Astronomy is exceptional fun for children and adults alike as well as an educational activity. In the Caribbean, I do education programs for visitors and schools alike, usually on the beach away from all the lights.
Further north, Spring is one of the best times as the weather is warming up with few winter storms and yet the nights are still cool enough to where the insects aren't a problem. Unfortunately, unless one is near a large city, visiting a planetarium isn't easy and can be expensive. Fortunately, once the lights are turned out, there are options for backyard astronomy projects for kids.
One easy project is to have them start monitoring the sun, the earth's closest star. Drive a large stake in the ground and then have the child measure the shadow each day at the same time. The shadow will shift and change through out the year. This can help the child understand the changing seasons, the night time stars will be shifting just like the sun, but is often harder to distinguish. The really creative can build a sundial!
Another lazy project is to build a few hammocks, you could spread out blankets but the ground can be cold, damp and filled with ants. Then go out at night with them facing the same position and have the child mark the relationships of stars due to season and time of night. Teach them the myths associated with the constellations, story telling always entertains children. Star charts, known as planospheres, can help with this but it is best if they see it themselves. When they find a star, not on the planosphere, it is either a comet, a planet, or a satellite.
Once they start learning the stars and constellations, build a theodolite. Attach a long pipe or tube in a fixed location, mark out all the degrees of the compas and the have the child sight on stars and planets. The kid will learn about angles of declination and eventually be able to tell direction using the stars, they will never be lost again!

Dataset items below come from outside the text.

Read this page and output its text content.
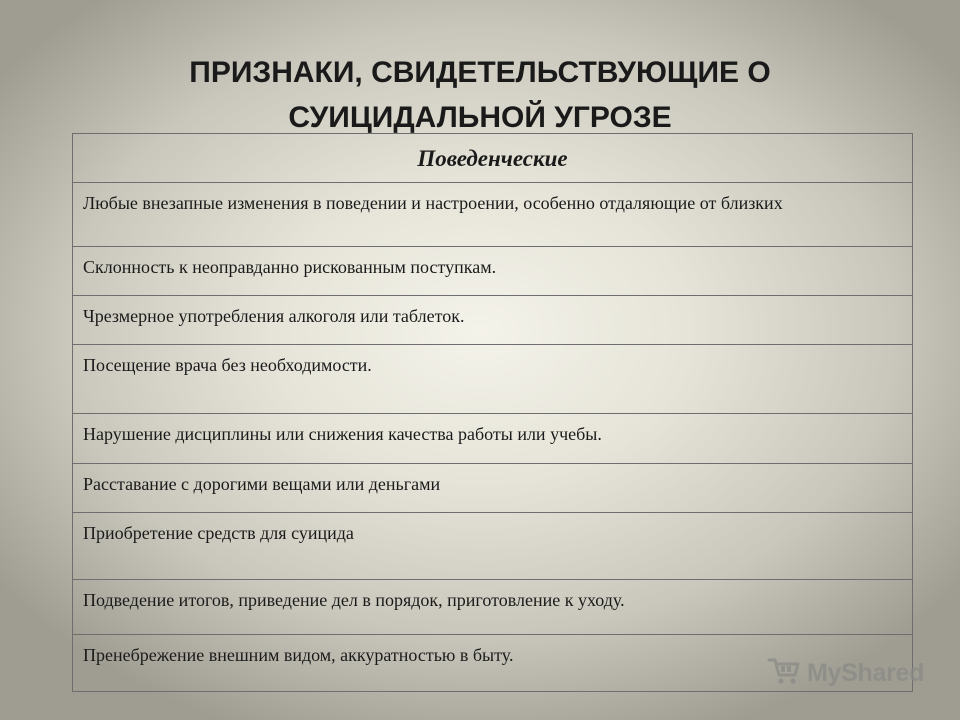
ПРИЗНАКИ, СВИДЕТЕЛЬСТВУЮЩИЕ О
СУИЦИДАЛЬНОЙ УГРОЗЕ
Поведенческие
Любые внезапные изменения в поведении и настроении, особенно отдаляющие от близких
Склонность к неоправданно рискованным поступкам.
Чрезмерное употребления алкоголя или таблеток.
Посещение врача без необходимости.
Нарушение дисциплины или снижения качества работы или учебы.
Расставание с дорогими вещами или деньгами
Приобретение средств для суицида
Подведение итогов, приведение дел в порядок, приготовление к уходу.
Пренебрежение внешним видом, аккуратностью в быту.
MyShared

Now that the child has learn about star identification, celestial movement, angles it is time to consider some equipment. Start with binoculars as they are easier for first time users, have numerous uses, and can be used in those hammocks. They are also cheaper than the telescope. Some small galaxies, the moons of Jupiter, and the craters on our moon are all fantastic to view through a good pair of binoculars. When the child wants to see more, then get the telescope!